Q: What advice would you give to women who are new moms or even pregnant now about how they can be a happy and holy Catholic mom?
I think it’s important for moms, and young, vulnerable moms in particular, to know that there is no one right way to do that. Being a “happy and holy Catholic mom” looks different in every woman’s life.
I think one of the most beautiful things about our faith is seeing the many different ways in which God calls women to the vocation of motherhood. My vocation is different from yours, and yours is different from Erin who lives next door, and hers is different from all the women at her parish … and thanks be to God for that!
Q: I think I already know the answer to this, but how can non-Moms and men relate to a book like this?
Momnipotent is a resource for every woman, regardless of her state in life. As St. John Paul II teaches us, all women are called to motherhood, and all women find their dignity and fulfillment through motherhood. That might mean biological motherhood, adoptive motherhood, or spiritual motherhood — all of these are different ways in which we we women can use our feminine gifts of nurturing, compassion, sensitivity, and self-giving love to foster relationships and build human connections. All of these are forms of motherhood, and it is my hope that every woman will benefit from learning more about her feminine gifts in Momnipotent.
Q: Danielle, thank you for the ongoing gift of your friendship and for creating this beautiful resource to underscore the beauty and dignity of our vocation to motherhood!

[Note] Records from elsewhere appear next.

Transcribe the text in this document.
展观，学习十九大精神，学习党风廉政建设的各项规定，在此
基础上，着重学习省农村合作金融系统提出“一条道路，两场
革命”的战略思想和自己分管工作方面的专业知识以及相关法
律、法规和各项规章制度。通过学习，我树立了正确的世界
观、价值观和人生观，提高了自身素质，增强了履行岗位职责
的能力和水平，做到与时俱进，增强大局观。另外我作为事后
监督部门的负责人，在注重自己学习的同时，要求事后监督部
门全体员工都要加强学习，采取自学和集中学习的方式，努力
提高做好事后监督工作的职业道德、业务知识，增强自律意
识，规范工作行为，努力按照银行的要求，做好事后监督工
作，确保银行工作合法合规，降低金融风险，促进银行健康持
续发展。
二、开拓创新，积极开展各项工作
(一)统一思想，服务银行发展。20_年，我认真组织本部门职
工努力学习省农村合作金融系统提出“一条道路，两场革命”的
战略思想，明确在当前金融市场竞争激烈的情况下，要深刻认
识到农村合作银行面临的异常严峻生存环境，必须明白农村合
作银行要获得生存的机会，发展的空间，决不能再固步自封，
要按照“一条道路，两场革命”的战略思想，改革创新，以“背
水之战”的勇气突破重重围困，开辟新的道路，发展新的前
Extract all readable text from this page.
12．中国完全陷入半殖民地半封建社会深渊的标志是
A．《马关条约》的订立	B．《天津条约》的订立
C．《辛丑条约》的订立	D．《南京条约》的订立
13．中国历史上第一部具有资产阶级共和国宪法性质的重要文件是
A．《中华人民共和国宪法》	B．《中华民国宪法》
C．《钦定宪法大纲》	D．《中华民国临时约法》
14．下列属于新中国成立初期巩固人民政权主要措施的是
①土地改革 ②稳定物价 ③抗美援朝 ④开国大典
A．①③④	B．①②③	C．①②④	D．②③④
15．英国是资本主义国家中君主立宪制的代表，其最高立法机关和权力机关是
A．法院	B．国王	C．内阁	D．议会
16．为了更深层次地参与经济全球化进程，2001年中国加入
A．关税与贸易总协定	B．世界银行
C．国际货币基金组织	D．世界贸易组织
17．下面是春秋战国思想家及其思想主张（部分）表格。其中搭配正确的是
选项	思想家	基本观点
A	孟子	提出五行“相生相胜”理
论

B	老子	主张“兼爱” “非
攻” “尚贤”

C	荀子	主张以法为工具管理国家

Are there any closing thoughts you would like to share with our readers?
I want to thank you, Lisa, for the opportunity to share Momnipotent with your readers! I also want to encourage any woman out there who is hesitating to participate to give the book club a try. Each individual’s presence and participation is a gift to the others in the group, and it is my prayer that you will bless us with your presence, and give us the opportunity to bless you back, with a fresh dose of inspiration and encouragement in your motherhood!
To Ponder, Reflect, and Discuss:
- Why are you interested in reading the book Momnipotent: The Not-So-Perfect Woman’s Guide to Catholic Motherhood and what do you hope you will learn in the process?
- What issues and concerns “block” your “Momnipotence”?
- If you could ask Danielle one question, what would you ask?
Feel free to comment on your own thoughts from this week’s reading, your impressions and reflections, and/or your answers to these questions.